À quelques mètres, une jeune fille aussi efflanquée d'un chien errant soupesait des cailloux dans sa main, avec un air de défi qui aurait prêté à rire si Enzo en avait été capable. Il remit compulsivement la cape sur lui et se recroquevilla dessous, les yeux fixés sur sa sauveuse. Elle s'approcha de lui, dépourvue de peur, s'accroupit pour ramasser les dizaines de piécettes éparpillées partout.

– Laissez, dit-il d'une voix rauque qui n'avait plus servi depuis bien longtemps. Vous n'êtes pas obligée de faire ça.

L'inconnue continua sans mot dire, le geste vif, la détermination brillant dans ses yeux noisette. Elle avait un joli visage, la peau abîmée par l'adolescence, avec une certaine dureté dans ses traits. Quelque chose, comme un écho oublié, tinta dans la mémoire d'Enzo.

– On n'est jamais obligé de rien faire, dit-elle enfin, toujours affairée à remplir la conserve. Je passais par là, c'est tout.
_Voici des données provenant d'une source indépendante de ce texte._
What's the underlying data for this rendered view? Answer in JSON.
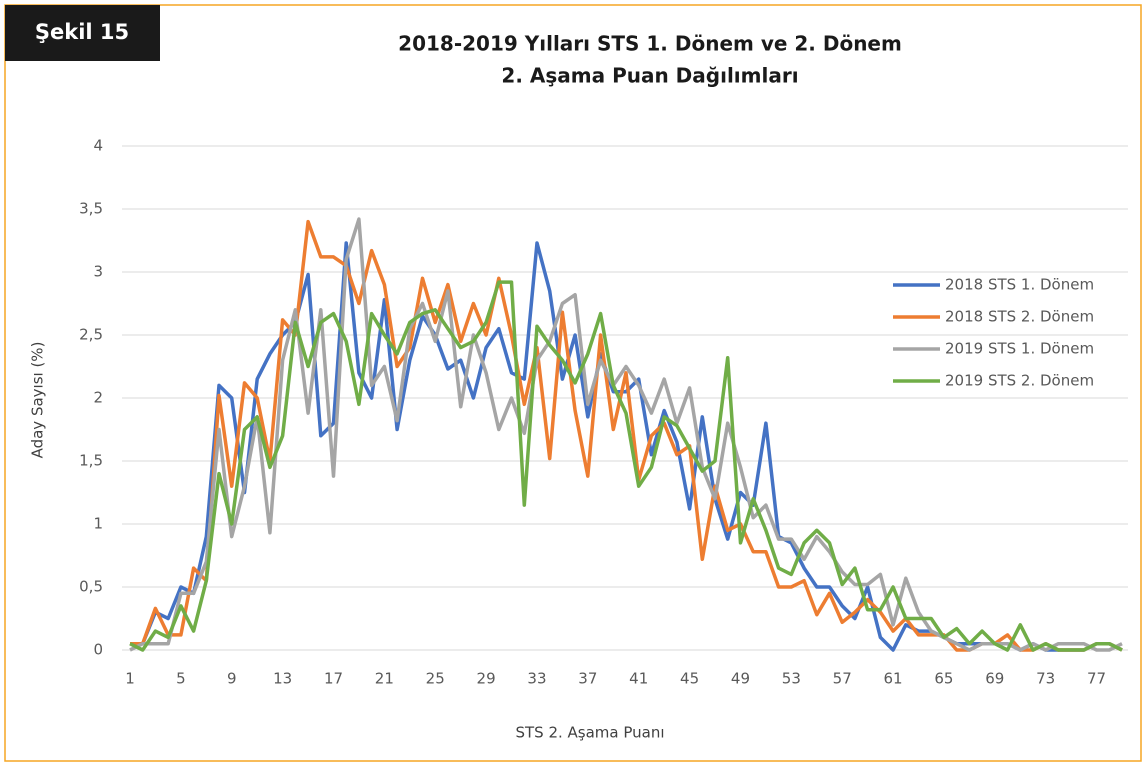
{
  "badge": "Şekil 15",
  "chart_data": {
    "type": "line",
    "title": [
      "2018-2019 Yılları STS 1. Dönem ve 2. Dönem",
      "2. Aşama Puan Dağılımları"
    ],
    "xlabel": "STS 2. Aşama Puanı",
    "ylabel": "Aday Sayısı (%)",
    "x": [
      1,
      2,
      3,
      4,
      5,
      6,
      7,
      8,
      9,
      10,
      11,
      12,
      13,
      14,
      15,
      16,
      17,
      18,
      19,
      20,
      21,
      22,
      23,
      24,
      25,
      26,
      27,
      28,
      29,
      30,
      31,
      32,
      33,
      34,
      35,
      36,
      37,
      38,
      39,
      40,
      41,
      42,
      43,
      44,
      45,
      46,
      47,
      48,
      49,
      50,
      51,
      52,
      53,
      54,
      55,
      56,
      57,
      58,
      59,
      60,
      61,
      62,
      63,
      64,
      65,
      66,
      67,
      68,
      69,
      70,
      71,
      72,
      73,
      74,
      75,
      76,
      77,
      78,
      79
    ],
    "xlim": [
      1,
      79
    ],
    "xticks": [
      1,
      5,
      9,
      13,
      17,
      21,
      25,
      29,
      33,
      37,
      41,
      45,
      49,
      53,
      57,
      61,
      65,
      69,
      73,
      77
    ],
    "ylim": [
      0,
      4
    ],
    "yticks": [
      0,
      {
        "value": 0.5,
        "label": "0,5"
      },
      1,
      {
        "value": 1.5,
        "label": "1,5"
      },
      2,
      {
        "value": 2.5,
        "label": "2,5"
      },
      3,
      {
        "value": 3.5,
        "label": "3,5"
      },
      4
    ],
    "grid": true,
    "legend": "right",
    "series": [
      {
        "name": "2018 STS 1. Dönem",
        "color": "#4472c4",
        "values": [
          0.05,
          0.05,
          0.3,
          0.25,
          0.5,
          0.45,
          0.9,
          2.1,
          2.0,
          1.25,
          2.15,
          2.35,
          2.5,
          2.6,
          2.98,
          1.7,
          1.8,
          3.23,
          2.2,
          2.0,
          2.78,
          1.75,
          2.3,
          2.65,
          2.5,
          2.23,
          2.3,
          2.0,
          2.4,
          2.55,
          2.2,
          2.15,
          3.23,
          2.85,
          2.15,
          2.5,
          1.85,
          2.35,
          2.05,
          2.05,
          2.15,
          1.55,
          1.9,
          1.65,
          1.12,
          1.85,
          1.2,
          0.88,
          1.25,
          1.15,
          1.8,
          0.9,
          0.85,
          0.65,
          0.5,
          0.5,
          0.35,
          0.25,
          0.5,
          0.1,
          0.0,
          0.2,
          0.15,
          0.15,
          0.1,
          0.05,
          0.05,
          0.05,
          0.05,
          0.05,
          0.0,
          0.05,
          0.0,
          0.0,
          0.0,
          0.0,
          0.05,
          0.05,
          0.0
        ]
      },
      {
        "name": "2018 STS 2. Dönem",
        "color": "#ed7d31",
        "values": [
          0.05,
          0.05,
          0.33,
          0.12,
          0.12,
          0.65,
          0.55,
          2.02,
          1.3,
          2.12,
          2.0,
          1.5,
          2.62,
          2.5,
          3.4,
          3.12,
          3.12,
          3.05,
          2.75,
          3.17,
          2.9,
          2.25,
          2.4,
          2.95,
          2.6,
          2.9,
          2.45,
          2.75,
          2.5,
          2.95,
          2.5,
          1.95,
          2.4,
          1.52,
          2.68,
          1.9,
          1.38,
          2.5,
          1.75,
          2.2,
          1.35,
          1.7,
          1.8,
          1.55,
          1.62,
          0.72,
          1.3,
          0.95,
          1.0,
          0.78,
          0.78,
          0.5,
          0.5,
          0.55,
          0.28,
          0.45,
          0.22,
          0.3,
          0.4,
          0.3,
          0.15,
          0.25,
          0.12,
          0.12,
          0.12,
          0.0,
          0.0,
          0.05,
          0.05,
          0.12,
          0.0,
          0.0,
          0.05,
          0.0,
          0.0,
          0.0,
          0.05,
          0.05,
          0.0
        ]
      },
      {
        "name": "2019 STS 1. Dönem",
        "color": "#a5a5a5",
        "values": [
          0.0,
          0.05,
          0.05,
          0.05,
          0.45,
          0.45,
          0.7,
          1.75,
          0.9,
          1.3,
          1.85,
          0.93,
          2.3,
          2.7,
          1.88,
          2.7,
          1.38,
          3.1,
          3.42,
          2.1,
          2.25,
          1.82,
          2.55,
          2.75,
          2.45,
          2.85,
          1.93,
          2.5,
          2.2,
          1.75,
          2.0,
          1.72,
          2.3,
          2.45,
          2.75,
          2.82,
          1.95,
          2.3,
          2.1,
          2.25,
          2.1,
          1.88,
          2.15,
          1.8,
          2.08,
          1.45,
          1.2,
          1.8,
          1.45,
          1.05,
          1.15,
          0.88,
          0.88,
          0.72,
          0.9,
          0.78,
          0.62,
          0.52,
          0.52,
          0.6,
          0.2,
          0.57,
          0.3,
          0.15,
          0.1,
          0.05,
          0.0,
          0.05,
          0.05,
          0.05,
          0.0,
          0.05,
          0.0,
          0.05,
          0.05,
          0.05,
          0.0,
          0.0,
          0.05
        ]
      },
      {
        "name": "2019 STS 2. Dönem",
        "color": "#70ad47",
        "values": [
          0.05,
          0.0,
          0.15,
          0.1,
          0.35,
          0.15,
          0.55,
          1.4,
          1.0,
          1.75,
          1.85,
          1.45,
          1.7,
          2.6,
          2.25,
          2.6,
          2.67,
          2.45,
          1.95,
          2.67,
          2.5,
          2.35,
          2.6,
          2.67,
          2.7,
          2.55,
          2.4,
          2.45,
          2.6,
          2.92,
          2.92,
          1.15,
          2.57,
          2.42,
          2.3,
          2.12,
          2.35,
          2.67,
          2.1,
          1.88,
          1.3,
          1.45,
          1.85,
          1.78,
          1.6,
          1.42,
          1.5,
          2.32,
          0.85,
          1.2,
          0.95,
          0.65,
          0.6,
          0.85,
          0.95,
          0.85,
          0.52,
          0.65,
          0.32,
          0.32,
          0.5,
          0.25,
          0.25,
          0.25,
          0.1,
          0.17,
          0.05,
          0.15,
          0.05,
          0.0,
          0.2,
          0.0,
          0.05,
          0.0,
          0.0,
          0.0,
          0.05,
          0.05,
          0.0
        ]
      }
    ]
  }
}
Son regard sombre se leva enfin vers celui qu'elle aidait ainsi. La tendresse qui y brillait, incongrue, poinçonna les yeux doubles d'Enzo, ses iris d'or et de ciel, et alla se ficher droit dans son cœur.

– Vu que vous portez des habits, maintenant, ben la prochaine fois sortez votre ceinture et étranglez-en un avec, ça devrait faire l'affaire.

Il y eut un silence.

La jeune fille sourit, un sourire fugace qui illumina son visage ; le cœur d'Enzo se réchauffa d'un coup. C'était elle.

– Votre clebs, là, il a besoin d'être au frais.

Elle se releva et lui tendit une main. Muet, Enzo y posa sa grande patte noire, doucement, et chacun nota les cicatrices qui ornaient le poignet de l'autre.

– Vous n'avez qu'à venir, si vous voulez.

C'était vraiment elle. Et dans le reflet de ses yeux émerveillés, Enzo ne vit pas un monstre émacié et crasseux. Il vit une force colossale, au manteau noir auréolé de grandeur.